One incident, from 1977, detailed the rape and murder of 18-year-old student Annette Morgan, who was found partially naked on the grounds of St. Paul’s. Five days later, four St. Paul’s students received the ‘Animal Act of the Year‘ award for allegedly taking part in gang rape.

Faeces being smeared on walls or left in common spaces came up throughout. Many of the rituals were designed to expose students’ sexual history, often at the expense of their current or former partners.

Students might be given the opportunity to “opt out” to some of these rituals, but to do so would risk social exclusion.

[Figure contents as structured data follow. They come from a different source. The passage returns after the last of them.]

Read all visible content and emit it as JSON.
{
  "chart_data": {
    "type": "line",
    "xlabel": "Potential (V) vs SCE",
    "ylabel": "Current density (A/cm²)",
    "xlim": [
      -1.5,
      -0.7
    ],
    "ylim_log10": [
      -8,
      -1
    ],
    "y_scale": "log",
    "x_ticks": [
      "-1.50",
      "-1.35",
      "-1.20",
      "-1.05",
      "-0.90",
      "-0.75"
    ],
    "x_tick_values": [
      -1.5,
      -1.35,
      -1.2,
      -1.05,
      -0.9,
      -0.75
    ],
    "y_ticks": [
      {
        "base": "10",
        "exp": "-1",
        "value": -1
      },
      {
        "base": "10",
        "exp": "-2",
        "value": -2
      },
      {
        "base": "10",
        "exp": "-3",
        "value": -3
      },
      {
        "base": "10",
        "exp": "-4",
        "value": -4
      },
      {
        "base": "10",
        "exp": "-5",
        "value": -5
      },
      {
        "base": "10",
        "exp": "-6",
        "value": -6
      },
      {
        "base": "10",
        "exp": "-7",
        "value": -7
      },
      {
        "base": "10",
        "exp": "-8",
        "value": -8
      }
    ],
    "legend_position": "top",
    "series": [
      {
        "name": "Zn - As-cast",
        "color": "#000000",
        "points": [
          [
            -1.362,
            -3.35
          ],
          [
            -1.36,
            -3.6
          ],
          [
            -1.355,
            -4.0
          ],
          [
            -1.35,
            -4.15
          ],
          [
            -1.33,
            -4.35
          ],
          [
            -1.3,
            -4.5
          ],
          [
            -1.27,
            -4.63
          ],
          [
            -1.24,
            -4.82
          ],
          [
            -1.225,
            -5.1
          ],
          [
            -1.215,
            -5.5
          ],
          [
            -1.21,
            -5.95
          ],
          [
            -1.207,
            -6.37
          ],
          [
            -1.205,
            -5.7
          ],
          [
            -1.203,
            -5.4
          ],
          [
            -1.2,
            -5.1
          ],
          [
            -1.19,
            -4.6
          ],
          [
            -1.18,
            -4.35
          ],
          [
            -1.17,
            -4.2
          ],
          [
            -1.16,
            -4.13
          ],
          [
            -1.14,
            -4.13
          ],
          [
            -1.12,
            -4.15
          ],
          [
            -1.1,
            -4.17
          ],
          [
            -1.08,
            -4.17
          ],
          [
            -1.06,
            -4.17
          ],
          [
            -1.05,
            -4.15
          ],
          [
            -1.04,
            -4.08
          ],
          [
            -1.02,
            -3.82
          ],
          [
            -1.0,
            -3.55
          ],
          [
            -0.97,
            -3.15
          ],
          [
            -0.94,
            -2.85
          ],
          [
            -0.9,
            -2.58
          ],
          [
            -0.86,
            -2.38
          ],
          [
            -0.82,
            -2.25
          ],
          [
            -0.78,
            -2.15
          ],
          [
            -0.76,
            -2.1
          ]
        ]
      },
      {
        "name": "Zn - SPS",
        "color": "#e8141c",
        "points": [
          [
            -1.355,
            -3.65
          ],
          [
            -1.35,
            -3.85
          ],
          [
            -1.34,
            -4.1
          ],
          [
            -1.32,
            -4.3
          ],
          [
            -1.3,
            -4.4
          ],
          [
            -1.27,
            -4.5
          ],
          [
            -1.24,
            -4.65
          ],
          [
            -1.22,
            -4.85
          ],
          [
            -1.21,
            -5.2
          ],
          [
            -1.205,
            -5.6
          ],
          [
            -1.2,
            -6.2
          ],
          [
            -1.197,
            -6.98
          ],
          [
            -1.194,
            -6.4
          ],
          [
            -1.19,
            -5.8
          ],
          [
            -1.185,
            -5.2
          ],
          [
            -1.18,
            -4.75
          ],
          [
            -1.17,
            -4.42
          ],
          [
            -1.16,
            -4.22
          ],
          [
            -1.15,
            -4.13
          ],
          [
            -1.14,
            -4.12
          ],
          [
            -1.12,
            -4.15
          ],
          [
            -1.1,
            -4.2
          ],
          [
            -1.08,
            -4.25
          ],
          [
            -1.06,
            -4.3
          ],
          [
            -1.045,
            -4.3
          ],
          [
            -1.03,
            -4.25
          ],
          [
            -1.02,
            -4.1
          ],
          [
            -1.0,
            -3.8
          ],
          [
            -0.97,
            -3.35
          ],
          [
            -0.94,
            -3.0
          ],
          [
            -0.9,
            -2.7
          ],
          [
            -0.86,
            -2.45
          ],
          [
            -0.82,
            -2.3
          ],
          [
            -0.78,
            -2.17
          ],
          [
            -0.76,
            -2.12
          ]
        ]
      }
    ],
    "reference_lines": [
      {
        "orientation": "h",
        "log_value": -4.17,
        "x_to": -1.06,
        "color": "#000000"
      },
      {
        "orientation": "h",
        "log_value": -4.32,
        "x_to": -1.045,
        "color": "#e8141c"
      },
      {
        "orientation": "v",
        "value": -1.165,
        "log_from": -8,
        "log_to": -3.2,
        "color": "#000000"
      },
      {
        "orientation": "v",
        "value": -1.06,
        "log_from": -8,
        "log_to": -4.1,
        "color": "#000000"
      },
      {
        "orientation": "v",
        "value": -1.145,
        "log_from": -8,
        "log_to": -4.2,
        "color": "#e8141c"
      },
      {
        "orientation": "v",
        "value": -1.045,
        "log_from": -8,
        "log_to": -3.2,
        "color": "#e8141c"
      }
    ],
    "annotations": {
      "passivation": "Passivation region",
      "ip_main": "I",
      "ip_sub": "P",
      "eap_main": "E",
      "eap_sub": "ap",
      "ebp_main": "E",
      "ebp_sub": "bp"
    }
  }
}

“College culture is widespread and manipulative and toxic,” said Kendra Murphy, a former student at St. Andrew’s College who alleges she was raped by a fellow student. “It’s like an emotionally abusive partner… you feel like you hold power and are making decisions of your own free will but there is an unspoken pressure to adhere and perform as you should, and if you do not meet these expectations, you will be ostracised.”

EROC Australia is now calling for hazing to be criminalised.